# Case MX110 Electronic Problem



## Stephen Newton (Jan 5, 2021)

When the ignition is switched off the engine is turned off, but the dash lights and ignition functions are still on. 
After a while it stops - after the battery has been drained.

I have put a new battery on and changed the ignition barrel, but it makes no difference!
Any ideas please?


----------



## FredM (Nov 18, 2015)

When you say "I changed the ignition barrel", did you just change the barrel or the complete ignition switch ?, I have tried to find a wiring schematic which you need to trace the wiring system, there may be a closed/stuck solenoid that is giving the system power feedback, that is only a guess on my part without a schematic to trace through though !!.
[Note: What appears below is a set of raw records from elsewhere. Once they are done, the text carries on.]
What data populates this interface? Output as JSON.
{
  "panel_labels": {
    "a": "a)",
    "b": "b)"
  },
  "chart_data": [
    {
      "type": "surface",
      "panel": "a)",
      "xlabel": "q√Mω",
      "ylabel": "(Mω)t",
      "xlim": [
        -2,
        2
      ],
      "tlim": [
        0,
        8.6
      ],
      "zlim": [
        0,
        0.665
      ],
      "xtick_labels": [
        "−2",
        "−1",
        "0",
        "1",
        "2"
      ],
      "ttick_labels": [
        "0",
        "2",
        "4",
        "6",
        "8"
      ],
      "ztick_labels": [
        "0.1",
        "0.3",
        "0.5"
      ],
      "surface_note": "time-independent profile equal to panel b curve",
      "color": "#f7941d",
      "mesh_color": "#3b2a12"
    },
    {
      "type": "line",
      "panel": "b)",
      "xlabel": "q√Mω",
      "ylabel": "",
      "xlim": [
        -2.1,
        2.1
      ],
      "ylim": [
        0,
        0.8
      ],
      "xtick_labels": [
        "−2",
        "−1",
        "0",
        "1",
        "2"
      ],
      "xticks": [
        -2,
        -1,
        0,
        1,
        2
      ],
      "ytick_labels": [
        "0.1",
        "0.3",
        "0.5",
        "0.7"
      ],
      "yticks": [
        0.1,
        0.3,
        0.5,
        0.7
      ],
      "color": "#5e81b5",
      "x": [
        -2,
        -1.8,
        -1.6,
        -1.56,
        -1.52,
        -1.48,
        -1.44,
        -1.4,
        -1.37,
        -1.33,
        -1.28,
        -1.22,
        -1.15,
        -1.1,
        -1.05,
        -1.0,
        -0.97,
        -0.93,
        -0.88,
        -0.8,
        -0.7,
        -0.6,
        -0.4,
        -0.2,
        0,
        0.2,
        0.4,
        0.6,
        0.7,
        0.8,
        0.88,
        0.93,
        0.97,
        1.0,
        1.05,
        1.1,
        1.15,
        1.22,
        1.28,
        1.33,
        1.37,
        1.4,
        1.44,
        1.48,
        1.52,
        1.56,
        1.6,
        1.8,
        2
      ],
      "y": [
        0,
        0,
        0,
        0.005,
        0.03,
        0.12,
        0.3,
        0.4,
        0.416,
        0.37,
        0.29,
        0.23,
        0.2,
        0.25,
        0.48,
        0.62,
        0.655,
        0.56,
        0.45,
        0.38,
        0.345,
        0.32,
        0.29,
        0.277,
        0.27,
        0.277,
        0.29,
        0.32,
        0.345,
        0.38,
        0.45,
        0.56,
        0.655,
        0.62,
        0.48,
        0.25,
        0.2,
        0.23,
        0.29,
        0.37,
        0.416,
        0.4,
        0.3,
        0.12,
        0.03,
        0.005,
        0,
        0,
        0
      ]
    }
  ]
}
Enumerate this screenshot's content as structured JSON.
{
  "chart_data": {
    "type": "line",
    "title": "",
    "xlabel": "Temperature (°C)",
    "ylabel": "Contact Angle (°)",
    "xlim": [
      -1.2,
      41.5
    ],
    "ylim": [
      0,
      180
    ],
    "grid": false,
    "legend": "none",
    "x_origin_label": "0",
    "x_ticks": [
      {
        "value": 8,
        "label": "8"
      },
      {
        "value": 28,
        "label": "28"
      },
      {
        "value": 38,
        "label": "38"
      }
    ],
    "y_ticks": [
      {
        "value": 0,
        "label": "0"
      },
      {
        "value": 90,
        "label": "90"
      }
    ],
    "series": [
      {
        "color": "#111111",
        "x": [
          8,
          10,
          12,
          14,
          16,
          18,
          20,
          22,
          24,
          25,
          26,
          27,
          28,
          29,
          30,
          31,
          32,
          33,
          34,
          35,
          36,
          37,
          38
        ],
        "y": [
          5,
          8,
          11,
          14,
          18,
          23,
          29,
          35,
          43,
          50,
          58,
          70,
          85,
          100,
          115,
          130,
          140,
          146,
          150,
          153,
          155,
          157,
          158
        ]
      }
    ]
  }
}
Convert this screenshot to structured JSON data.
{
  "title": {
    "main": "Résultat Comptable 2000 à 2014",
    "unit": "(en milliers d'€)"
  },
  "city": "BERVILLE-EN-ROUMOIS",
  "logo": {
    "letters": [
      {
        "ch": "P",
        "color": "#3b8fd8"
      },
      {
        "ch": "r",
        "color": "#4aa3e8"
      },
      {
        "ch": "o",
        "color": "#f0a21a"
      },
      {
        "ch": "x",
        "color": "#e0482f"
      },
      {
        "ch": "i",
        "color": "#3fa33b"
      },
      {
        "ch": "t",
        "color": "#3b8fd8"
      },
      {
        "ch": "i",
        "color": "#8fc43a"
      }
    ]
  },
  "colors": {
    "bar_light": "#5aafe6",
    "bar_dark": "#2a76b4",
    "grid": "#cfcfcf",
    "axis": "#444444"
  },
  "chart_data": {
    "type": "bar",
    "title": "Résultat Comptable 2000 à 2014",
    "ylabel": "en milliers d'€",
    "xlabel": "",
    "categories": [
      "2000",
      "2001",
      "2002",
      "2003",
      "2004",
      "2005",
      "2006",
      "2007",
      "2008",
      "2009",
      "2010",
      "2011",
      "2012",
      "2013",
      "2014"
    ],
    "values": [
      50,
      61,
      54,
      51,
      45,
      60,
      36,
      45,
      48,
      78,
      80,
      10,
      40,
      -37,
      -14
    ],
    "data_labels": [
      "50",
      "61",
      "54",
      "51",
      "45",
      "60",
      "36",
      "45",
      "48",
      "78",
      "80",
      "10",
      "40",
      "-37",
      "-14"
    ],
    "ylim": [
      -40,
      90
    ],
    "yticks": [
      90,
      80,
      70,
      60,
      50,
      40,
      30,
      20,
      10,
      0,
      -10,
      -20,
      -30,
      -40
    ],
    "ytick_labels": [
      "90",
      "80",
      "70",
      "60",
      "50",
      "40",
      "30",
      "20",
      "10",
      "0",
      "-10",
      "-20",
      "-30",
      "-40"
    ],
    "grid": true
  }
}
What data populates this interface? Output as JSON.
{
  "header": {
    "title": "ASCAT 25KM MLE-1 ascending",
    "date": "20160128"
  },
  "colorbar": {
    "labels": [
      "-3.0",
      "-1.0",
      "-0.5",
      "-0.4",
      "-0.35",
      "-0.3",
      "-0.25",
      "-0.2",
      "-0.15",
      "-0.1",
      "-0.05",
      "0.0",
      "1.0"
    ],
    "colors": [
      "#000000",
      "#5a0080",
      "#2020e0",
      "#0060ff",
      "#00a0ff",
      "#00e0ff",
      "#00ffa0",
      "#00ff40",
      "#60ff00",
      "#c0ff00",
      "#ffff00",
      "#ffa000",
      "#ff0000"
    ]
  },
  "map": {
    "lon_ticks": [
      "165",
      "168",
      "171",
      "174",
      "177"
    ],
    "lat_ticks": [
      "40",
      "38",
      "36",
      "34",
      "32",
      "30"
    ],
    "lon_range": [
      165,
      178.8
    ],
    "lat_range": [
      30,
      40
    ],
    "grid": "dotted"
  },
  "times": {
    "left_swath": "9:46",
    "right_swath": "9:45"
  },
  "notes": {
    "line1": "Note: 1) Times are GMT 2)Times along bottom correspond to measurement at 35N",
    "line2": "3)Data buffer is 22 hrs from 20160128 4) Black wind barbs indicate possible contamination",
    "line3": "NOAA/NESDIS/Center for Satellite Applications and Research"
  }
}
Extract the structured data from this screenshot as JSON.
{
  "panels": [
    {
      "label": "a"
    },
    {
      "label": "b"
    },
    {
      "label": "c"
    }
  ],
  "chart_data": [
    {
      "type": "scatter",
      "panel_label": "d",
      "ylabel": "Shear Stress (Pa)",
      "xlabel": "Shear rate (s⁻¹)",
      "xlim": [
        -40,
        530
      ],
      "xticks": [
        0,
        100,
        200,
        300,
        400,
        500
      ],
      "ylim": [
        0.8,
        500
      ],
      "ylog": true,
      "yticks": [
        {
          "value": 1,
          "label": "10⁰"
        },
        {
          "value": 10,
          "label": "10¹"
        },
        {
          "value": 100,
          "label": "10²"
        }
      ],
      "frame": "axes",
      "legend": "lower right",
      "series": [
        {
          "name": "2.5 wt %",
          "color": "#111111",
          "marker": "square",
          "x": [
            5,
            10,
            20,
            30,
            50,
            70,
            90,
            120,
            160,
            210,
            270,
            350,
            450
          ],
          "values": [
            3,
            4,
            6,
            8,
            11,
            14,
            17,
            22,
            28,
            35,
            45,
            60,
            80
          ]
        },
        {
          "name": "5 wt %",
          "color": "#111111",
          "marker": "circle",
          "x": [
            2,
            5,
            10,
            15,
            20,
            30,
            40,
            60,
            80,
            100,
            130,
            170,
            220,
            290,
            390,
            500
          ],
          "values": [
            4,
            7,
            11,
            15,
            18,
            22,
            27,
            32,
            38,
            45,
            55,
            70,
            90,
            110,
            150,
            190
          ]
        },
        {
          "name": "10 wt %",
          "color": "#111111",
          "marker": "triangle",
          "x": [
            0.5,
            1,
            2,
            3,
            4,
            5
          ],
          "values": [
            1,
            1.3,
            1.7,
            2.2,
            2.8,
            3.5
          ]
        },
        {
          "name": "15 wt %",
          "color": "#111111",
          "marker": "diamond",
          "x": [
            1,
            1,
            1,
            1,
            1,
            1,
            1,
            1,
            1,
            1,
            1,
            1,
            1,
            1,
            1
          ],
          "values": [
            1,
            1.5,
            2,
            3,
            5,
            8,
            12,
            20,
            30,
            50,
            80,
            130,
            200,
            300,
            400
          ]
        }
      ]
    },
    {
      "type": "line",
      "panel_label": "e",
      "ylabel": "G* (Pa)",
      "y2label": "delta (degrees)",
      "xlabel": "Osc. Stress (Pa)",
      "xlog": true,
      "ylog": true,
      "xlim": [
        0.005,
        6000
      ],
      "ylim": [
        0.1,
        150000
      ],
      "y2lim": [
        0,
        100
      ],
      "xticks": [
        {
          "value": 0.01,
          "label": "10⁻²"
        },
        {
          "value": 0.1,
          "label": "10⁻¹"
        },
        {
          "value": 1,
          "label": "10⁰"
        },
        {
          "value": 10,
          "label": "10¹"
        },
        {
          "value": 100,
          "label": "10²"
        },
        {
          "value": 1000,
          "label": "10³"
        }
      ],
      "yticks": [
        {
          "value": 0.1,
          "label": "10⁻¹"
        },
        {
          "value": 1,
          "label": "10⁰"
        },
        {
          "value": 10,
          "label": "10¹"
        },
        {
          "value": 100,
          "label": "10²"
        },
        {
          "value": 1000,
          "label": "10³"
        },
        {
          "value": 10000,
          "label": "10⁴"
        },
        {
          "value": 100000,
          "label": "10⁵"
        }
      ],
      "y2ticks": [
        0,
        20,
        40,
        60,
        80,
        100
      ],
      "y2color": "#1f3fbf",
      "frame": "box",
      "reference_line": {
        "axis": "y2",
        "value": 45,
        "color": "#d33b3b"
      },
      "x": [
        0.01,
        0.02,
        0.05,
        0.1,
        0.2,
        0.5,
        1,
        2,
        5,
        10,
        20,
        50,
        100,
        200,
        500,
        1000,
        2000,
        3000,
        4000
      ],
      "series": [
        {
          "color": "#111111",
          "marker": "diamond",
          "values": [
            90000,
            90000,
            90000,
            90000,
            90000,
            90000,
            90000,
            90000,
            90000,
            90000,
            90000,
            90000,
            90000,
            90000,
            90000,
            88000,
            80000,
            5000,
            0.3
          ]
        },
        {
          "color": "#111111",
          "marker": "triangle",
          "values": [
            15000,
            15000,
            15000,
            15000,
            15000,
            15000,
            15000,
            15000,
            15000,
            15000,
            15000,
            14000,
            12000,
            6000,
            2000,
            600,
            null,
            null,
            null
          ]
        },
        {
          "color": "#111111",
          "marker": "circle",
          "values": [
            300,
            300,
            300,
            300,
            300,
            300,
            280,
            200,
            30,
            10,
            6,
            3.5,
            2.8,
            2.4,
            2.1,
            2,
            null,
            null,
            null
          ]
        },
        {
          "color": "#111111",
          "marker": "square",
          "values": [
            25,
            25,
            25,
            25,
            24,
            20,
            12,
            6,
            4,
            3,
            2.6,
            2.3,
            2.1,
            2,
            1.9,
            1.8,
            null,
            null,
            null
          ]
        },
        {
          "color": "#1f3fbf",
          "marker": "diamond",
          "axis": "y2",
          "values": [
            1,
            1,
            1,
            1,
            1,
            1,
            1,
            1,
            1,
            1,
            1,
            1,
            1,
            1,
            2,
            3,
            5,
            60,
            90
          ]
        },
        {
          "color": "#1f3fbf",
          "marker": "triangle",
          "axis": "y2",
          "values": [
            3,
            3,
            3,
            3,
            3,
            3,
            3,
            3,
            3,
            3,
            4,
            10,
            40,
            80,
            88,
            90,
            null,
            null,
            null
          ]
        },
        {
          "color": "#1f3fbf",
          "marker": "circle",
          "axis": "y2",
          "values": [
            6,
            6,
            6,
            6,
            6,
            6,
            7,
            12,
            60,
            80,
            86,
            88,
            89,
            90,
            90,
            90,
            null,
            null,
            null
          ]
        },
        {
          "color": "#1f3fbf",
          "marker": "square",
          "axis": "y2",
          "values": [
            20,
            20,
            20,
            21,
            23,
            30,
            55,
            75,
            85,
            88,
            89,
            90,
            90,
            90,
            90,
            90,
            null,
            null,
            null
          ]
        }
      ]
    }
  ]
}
And if you only changed the ign. barrel, then the ign. switch may be faulty and there is feed back through the switch.


----------



## Stephen Newton (Jan 5, 2021)

FredM said:


> When you say "I changed the ignition barrel", did you just change the barrel or the complete ignition switch ?, I have tried to find a wiring schematic which you need to trace the wiring system, there may be a closed/stuck solenoid that is giving the system power feedback, that is only a guess on my part without a schematic to trace through though !!.
> 
> And if you only changed the ign. barrel, then the ign. switch may be faulty and there is feed back through the switch.


Thanks Fred,

I replaced the barrel and ignition switch. I've unplugged the ignition barrel and switch from the dashboard so there is no connection, but the tractor lights remain on?!


----------



## LouNY (Dec 15, 2016)

It sounds to me like a power relay is hanging up.
I don't know if it has a main power relay or just several smaller 5 pin ones.
Many of the CNH have a 200 amp main relay and then the Puma's have several relays in the fuse block and others behind the lower right trim panel.
I would say to locate all your relays, then start unplugging them one at a time till you find out the one acting up.


----------



## Tx Jim (Jul 28, 2020)

Ditto on stuck control relay.


----------